Meski berbuat sesuatu. Berbaring bermalasan bukan pekerjaan muslim yang baik.
Ia sudah mendengar kabar, orang kampung sedang mendirikan surau baru.”
Berbekal ingatan itulah petualangan
orang tua ini bermula. Ia ingin menyumbangkan sesuatu atas pembangunan surau
baru itu. Namun, ia tidak ingin diketahui. Baginya, cukup dirinya dan Tuhan
saja yang tahu. Orang tua tersebut tak ingin disebut riya, watak dalam Islam yang menyombongkan diri di hadapan manusia.
Ia menemukan ide brilian. Di kebunnya
terdapat pohon nangka yang sudah mati. Kayunya tentulah sudah berkualitas
tinggi dengan permukaan kekuningan menandakan kokohnya kayu itu. Jika di Lelaki Tua dan Laut, Hemingway
menampilkan sosok tua, Santiago yang bertarung di lautan berhari-hari dan
menaklukkan seekor ikan marlin raksasa. Orang tua yang dihidupkan Kuntowojiyo
tidaklah sekuat itu, yang tersisa hanyalah semangat. Ia sadar dengan usianya
untuk merobohkan pohon nangka.
Dibuatlah kerjasama dengan penebang
pohon dan ranting menjadi upah atas jasanya. Latar cerita di kampung memang
klop. Uang bukanlah bentuk pembayaran satu-satunya. Ada kalanya transaksi tak
melulu mencakup nilai tukar di selembar mata uang.
Dibayangkanlah sepotong kayu yang
telah ditulisi arang: SEPOTONG KAYU UNTUK TUHAN
itu akan diketemukan oleh warga di sungai dekat lokasi pembangunan
surau. Dan, warga akan heran dan bertanya-tanya siapa gerangan yang telah
mengirim kayu sebagus dan sekuat itu. Paslah bilah dijadikan tiang utama.

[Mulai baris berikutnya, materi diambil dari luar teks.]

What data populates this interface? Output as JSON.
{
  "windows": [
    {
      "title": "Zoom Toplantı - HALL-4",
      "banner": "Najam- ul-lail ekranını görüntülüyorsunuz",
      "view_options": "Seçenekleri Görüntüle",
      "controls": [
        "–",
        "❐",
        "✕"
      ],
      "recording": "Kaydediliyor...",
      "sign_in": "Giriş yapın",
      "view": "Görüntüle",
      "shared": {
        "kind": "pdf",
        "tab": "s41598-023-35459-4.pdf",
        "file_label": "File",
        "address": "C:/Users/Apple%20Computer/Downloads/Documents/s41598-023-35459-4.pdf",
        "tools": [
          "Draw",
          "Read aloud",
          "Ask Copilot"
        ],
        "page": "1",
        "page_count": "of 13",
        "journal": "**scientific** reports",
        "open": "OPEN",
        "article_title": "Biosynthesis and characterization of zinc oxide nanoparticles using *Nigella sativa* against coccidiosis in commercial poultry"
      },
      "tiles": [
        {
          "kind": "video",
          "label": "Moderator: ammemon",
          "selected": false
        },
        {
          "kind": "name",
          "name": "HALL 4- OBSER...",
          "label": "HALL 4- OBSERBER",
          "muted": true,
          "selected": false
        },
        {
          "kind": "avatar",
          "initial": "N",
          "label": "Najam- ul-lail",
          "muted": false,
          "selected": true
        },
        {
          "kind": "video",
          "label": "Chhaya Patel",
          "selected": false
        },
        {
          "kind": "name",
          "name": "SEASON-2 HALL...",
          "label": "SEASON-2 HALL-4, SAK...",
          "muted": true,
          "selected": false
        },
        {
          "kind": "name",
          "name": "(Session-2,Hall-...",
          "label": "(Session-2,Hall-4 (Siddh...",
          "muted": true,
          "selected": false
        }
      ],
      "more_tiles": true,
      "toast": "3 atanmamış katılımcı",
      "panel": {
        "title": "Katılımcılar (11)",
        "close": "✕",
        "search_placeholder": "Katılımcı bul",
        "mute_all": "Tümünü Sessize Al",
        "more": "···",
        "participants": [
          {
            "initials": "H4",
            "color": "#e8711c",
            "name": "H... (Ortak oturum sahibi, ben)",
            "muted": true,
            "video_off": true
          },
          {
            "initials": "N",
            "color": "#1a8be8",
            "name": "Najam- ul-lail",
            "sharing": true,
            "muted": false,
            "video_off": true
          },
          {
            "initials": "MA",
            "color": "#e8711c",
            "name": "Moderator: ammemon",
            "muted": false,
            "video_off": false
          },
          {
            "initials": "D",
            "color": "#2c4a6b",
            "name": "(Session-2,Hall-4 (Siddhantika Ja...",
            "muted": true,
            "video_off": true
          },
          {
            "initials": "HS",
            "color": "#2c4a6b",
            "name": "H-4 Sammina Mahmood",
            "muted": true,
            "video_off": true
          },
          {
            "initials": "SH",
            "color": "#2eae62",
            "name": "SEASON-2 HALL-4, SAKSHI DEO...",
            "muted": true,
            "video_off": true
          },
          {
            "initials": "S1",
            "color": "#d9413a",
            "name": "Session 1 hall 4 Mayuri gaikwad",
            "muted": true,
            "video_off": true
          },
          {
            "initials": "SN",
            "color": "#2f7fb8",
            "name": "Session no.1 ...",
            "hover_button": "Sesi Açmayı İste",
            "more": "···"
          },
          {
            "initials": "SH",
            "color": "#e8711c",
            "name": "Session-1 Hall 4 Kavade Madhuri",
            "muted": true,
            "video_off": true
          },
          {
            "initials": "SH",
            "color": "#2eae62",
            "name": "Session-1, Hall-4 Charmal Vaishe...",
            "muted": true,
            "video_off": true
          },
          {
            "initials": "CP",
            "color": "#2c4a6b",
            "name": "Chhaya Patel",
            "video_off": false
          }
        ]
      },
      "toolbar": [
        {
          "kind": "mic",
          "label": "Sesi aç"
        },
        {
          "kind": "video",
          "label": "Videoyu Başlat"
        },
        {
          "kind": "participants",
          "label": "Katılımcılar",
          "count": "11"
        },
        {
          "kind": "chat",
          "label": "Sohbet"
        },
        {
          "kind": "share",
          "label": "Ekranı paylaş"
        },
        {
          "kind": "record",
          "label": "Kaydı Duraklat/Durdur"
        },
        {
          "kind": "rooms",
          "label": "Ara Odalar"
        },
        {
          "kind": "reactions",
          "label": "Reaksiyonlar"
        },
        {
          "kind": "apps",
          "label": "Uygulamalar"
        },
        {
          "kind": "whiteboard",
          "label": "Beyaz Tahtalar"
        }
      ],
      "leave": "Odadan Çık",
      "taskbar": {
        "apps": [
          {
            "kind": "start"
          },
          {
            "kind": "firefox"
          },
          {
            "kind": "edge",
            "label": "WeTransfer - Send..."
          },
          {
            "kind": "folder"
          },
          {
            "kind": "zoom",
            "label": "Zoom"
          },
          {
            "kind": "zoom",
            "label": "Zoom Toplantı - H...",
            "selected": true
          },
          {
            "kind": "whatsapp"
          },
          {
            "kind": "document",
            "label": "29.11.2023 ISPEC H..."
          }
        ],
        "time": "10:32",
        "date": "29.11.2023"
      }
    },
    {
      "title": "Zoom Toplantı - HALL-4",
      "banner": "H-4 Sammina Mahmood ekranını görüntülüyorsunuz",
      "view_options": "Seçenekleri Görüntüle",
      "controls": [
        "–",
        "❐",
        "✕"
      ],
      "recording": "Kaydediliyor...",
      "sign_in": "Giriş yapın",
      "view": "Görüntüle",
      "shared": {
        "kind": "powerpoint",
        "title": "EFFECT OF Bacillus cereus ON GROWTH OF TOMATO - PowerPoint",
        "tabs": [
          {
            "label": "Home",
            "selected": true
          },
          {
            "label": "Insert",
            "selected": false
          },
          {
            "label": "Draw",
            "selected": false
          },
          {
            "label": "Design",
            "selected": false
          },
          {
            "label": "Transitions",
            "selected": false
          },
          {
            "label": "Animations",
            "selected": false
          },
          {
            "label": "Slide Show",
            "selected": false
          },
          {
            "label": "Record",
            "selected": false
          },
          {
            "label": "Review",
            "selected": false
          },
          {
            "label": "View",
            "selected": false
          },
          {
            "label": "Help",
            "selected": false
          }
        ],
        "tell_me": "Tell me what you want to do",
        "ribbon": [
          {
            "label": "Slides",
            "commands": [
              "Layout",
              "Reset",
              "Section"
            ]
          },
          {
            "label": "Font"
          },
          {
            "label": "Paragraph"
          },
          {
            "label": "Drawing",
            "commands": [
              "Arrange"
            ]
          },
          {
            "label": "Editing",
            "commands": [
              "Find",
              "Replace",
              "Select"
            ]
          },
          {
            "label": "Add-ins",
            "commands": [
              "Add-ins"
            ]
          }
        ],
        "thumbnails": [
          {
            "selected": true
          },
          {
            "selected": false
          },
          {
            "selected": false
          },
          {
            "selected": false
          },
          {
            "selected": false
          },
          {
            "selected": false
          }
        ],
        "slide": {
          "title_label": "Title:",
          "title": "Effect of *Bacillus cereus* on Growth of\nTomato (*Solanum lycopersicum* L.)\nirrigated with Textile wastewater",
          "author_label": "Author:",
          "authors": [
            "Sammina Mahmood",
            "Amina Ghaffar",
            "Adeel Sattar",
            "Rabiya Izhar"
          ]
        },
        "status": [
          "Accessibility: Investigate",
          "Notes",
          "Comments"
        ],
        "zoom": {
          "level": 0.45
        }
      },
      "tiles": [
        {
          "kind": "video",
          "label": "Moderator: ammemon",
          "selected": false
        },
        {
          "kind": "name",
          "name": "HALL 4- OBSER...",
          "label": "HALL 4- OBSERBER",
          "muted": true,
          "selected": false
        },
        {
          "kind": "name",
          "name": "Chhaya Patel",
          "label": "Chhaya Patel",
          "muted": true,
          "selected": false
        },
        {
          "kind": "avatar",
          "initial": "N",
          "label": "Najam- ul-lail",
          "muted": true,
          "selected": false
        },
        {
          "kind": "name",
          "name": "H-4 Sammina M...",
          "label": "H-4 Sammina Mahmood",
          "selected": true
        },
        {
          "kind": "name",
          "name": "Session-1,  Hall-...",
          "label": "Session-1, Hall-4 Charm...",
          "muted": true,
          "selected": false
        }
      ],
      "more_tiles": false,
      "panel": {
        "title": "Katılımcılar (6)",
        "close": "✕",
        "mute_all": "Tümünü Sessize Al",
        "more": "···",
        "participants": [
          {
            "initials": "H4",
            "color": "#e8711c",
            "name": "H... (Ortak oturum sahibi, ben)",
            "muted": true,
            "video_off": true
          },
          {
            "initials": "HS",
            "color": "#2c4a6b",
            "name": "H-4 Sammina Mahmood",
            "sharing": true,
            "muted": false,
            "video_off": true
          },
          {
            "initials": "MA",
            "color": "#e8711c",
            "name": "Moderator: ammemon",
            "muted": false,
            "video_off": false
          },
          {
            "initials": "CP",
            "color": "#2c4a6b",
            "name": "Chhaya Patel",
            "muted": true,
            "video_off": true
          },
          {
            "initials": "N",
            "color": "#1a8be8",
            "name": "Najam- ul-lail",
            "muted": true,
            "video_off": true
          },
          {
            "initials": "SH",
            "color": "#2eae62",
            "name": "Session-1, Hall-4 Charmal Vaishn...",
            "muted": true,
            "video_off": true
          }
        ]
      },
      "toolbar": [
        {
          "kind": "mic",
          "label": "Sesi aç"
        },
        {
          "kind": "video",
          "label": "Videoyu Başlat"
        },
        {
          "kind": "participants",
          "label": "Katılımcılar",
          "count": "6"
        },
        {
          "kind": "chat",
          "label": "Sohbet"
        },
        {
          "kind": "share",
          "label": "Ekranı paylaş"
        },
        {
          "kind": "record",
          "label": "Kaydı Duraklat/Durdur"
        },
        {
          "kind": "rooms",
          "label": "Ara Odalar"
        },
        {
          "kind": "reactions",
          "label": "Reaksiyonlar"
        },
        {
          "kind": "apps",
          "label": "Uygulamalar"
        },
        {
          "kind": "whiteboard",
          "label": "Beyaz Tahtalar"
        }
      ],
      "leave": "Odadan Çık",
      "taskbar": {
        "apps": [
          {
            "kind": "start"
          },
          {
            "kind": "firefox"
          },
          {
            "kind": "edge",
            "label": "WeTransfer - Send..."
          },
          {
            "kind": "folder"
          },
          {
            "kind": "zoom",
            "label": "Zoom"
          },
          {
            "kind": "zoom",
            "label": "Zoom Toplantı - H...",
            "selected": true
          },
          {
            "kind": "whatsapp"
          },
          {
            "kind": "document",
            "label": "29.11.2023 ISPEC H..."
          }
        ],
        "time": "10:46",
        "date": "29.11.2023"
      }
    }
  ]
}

Tentu saja usaha orang tua ini tak
semulus dalam impiannya. Di sisa subuh sebagai proses akhir mengirimkan kayu
melalui aliran air di sungai, gagal. Hingga fajar menjelang, dijumpailah fakta
kalau kayu itu telang hilang. Semalam telah dikaburkan banjir.
“Lelaki tua
berdiri. Penebang berdiri. Sesuatu telah hilang. “Tidak, tak ada yang hilang,”
kata lelaki tua itu. Pak penebang mendorong kembali gerobak. “Kakek, kita
pulang.” Lelaki tua itu berdiri sejenak lagi. Tersenyum. Sampai kepadaMukah,
Tuhan?
Akhir cerita di atas menjadi
pertanyaan kita semua. Kesimpulan yang dijabarkan hasil situasi kesadaran
masing-masing. Tentu ada ragam asumsi yang bakal lahir. Begitulah saya kira,
Kuntowijoyo memperlakukan pembacanya.
Mengapa juga orang tua itu tidak
menyampaikan saja pada panitia atau orang-orang yang bekerja membangun surau
menyangkut kayu nangka di kebunnya yang akan dia sumbangkan? Mengapa mesti
menyalurkannya secara rahasia yang membuat warga menduga atau malah
linglung penasaran? Pertanyaan dasar
semacam ini boleh jadi jamak dilontarkan. Dan, jangan mencari jawabanya dalam cerita. Latar belakang Si
orang tua pun tidak menjadi pelengkap kaitannya dalam struktur sosial.
Kuntowijoyo tidaklah sedang menggagas
cara pandang melihat situasi sosial. Saya anggap, ia sebatas memberikan jalan
lain dalam memandang realitas. Membeberkan variasi kesadaran yang tumbuh
mengiringi jejak hidup manusia dalam situasi di mana mereka hidup. Di alam
kehidupan desa, rasionalitas bukanlah semata satu-satunya mata sosial. Mitologi
juga penting dan hidup seiring kesadaran bagi manusia yang menjalankannya.
Segenggam Tanah
Kuburan, menceritakan
akan tuah tanah kuburan sebagai pelengkap mantra bagi seorang pencuri.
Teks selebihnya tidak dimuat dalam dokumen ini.